Dramat Kubańczyków polega na tym, że walcząc o niepodległość, ciągle popadali w relacje zależności. Wieki kolonizacji hiszpańskiej doprowadziły do całkowitej zagłady miejscowej ludności i uczyniły z wyspy centrum handlu niewolnikami, sprowadzanymi z Afryki. Schedę po Europejczykach przejęli Amerykanie, obejmując Kubę faktycznym protektoratem. Pomimo tego, że w 1902 roku ogłoszono powstanie samodzielnej republiki, pozostawała ona w sferze wpływów USA (pamiątką po tym okresie jest słynna baza Guantanamo). Z kolei rewolucja Fidela Castro, antybatistowska i antyamerykańska, popchnęła kraj w objęcia „Wielkiego Brata”. I chociaż zimna wojna już dawno się skończyła, a Związek Radziecki rozpadł, Kuba nadal trwa, tak jak trwała – jakby „zamrożona”. Gdzieś ponad tym politycznym fermentem unosi się zaś cierpienie „zwykłych ludzi”, którzy codziennie zmagają się z ograniczeniami i represjami.

Trzeba wyraźnie zaznaczyć, że eksperyment kubański ma nadal wielu popleczników. Do tych najbardziej znanych należy m. in. Gabriel Garcia Marquez, literacki noblista. Ostatnio miałam też okazję oglądać na poznańskim Festiwalu Transatlantyk dokument Oliviera Stone’a pt. „South of the Border” – relację z podróży reżysera do Ameryki Południowej, która, w opozycji do amerykańskich przekazów medialnych, miała pokazać „ludzką twarz” przywódców Wenezueli, Argentyny czy Kuby właśnie.

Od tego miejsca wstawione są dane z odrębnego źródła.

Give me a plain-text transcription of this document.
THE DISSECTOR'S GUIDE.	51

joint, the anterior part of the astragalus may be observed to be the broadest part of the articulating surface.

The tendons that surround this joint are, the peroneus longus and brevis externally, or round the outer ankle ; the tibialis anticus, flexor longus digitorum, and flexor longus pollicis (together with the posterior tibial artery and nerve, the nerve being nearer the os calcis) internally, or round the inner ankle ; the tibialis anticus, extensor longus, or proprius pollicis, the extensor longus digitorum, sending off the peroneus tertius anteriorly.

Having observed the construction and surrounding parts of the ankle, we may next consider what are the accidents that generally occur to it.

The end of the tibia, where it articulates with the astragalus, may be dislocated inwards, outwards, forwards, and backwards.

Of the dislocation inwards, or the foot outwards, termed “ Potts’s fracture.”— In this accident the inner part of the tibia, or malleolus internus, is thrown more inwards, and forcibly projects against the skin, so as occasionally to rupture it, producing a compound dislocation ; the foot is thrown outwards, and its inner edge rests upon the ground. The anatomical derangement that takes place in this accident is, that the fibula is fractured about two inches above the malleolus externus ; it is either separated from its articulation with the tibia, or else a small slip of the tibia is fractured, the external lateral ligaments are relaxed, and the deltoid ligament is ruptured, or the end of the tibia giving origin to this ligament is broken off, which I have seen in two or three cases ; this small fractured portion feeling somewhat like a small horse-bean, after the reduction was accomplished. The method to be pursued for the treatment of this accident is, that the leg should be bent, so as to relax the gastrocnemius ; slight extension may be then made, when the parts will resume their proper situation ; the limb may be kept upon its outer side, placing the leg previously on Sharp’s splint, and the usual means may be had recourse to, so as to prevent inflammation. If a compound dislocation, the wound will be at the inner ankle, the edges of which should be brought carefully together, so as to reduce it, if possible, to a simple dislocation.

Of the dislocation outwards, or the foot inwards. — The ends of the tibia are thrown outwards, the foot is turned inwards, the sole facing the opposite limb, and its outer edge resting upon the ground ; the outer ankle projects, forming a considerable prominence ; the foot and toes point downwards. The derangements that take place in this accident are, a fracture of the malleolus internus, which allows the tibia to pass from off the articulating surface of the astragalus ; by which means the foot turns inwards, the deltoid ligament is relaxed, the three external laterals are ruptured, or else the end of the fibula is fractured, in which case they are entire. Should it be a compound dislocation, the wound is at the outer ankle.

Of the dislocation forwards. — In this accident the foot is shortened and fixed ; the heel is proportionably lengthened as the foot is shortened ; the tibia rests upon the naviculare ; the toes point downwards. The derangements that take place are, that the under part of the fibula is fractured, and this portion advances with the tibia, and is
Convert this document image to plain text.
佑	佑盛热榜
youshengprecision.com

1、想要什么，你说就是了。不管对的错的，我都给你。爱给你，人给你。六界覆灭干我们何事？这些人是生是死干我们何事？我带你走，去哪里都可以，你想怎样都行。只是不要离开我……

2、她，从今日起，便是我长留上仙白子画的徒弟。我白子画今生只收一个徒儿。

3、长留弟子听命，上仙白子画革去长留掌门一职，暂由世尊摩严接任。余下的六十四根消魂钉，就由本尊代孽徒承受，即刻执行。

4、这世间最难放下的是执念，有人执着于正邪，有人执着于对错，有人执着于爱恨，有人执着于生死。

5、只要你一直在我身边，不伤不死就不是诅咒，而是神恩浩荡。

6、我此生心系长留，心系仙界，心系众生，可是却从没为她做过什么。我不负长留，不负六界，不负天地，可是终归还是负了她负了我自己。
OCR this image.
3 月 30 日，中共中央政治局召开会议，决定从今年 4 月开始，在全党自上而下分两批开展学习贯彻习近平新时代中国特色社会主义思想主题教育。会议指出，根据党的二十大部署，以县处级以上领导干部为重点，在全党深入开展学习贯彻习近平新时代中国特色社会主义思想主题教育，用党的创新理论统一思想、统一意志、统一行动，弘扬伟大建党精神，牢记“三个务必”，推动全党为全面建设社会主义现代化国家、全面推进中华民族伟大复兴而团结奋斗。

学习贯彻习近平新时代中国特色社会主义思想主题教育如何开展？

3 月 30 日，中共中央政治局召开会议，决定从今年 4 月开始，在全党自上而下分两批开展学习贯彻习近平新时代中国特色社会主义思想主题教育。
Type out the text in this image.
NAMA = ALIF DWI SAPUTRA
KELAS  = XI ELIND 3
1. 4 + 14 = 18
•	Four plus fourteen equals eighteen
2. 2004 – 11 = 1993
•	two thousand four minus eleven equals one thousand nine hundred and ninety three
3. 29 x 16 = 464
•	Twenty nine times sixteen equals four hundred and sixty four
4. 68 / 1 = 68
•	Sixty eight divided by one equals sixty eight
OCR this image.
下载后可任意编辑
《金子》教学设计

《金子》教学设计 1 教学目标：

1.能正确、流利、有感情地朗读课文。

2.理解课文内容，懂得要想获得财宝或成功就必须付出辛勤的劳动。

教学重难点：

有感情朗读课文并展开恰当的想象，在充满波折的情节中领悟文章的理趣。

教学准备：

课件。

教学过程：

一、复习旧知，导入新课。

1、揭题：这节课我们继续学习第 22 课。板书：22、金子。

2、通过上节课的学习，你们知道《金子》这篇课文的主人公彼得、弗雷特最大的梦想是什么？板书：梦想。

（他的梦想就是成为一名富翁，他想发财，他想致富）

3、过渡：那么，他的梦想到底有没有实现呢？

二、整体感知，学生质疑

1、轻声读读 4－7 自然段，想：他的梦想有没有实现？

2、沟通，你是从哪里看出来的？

Na okładce „Fidelady” czytamy taką oto rekomendację Marcina Wesołego, podróżnika: „Kluczem zaś do zrozumienia tego kubańskiego czy karaibskiego świata wydaje się utrzymanie w niełatwej symbiozie nabytych tam osobistych fascynacji oraz… frustracji. Z tego powodu dwuczęściowa „Fidelada” jest kompletna i przyciąga siłą wiarygodności jej Autora”. Nic dodać, nic ująć. Polecam!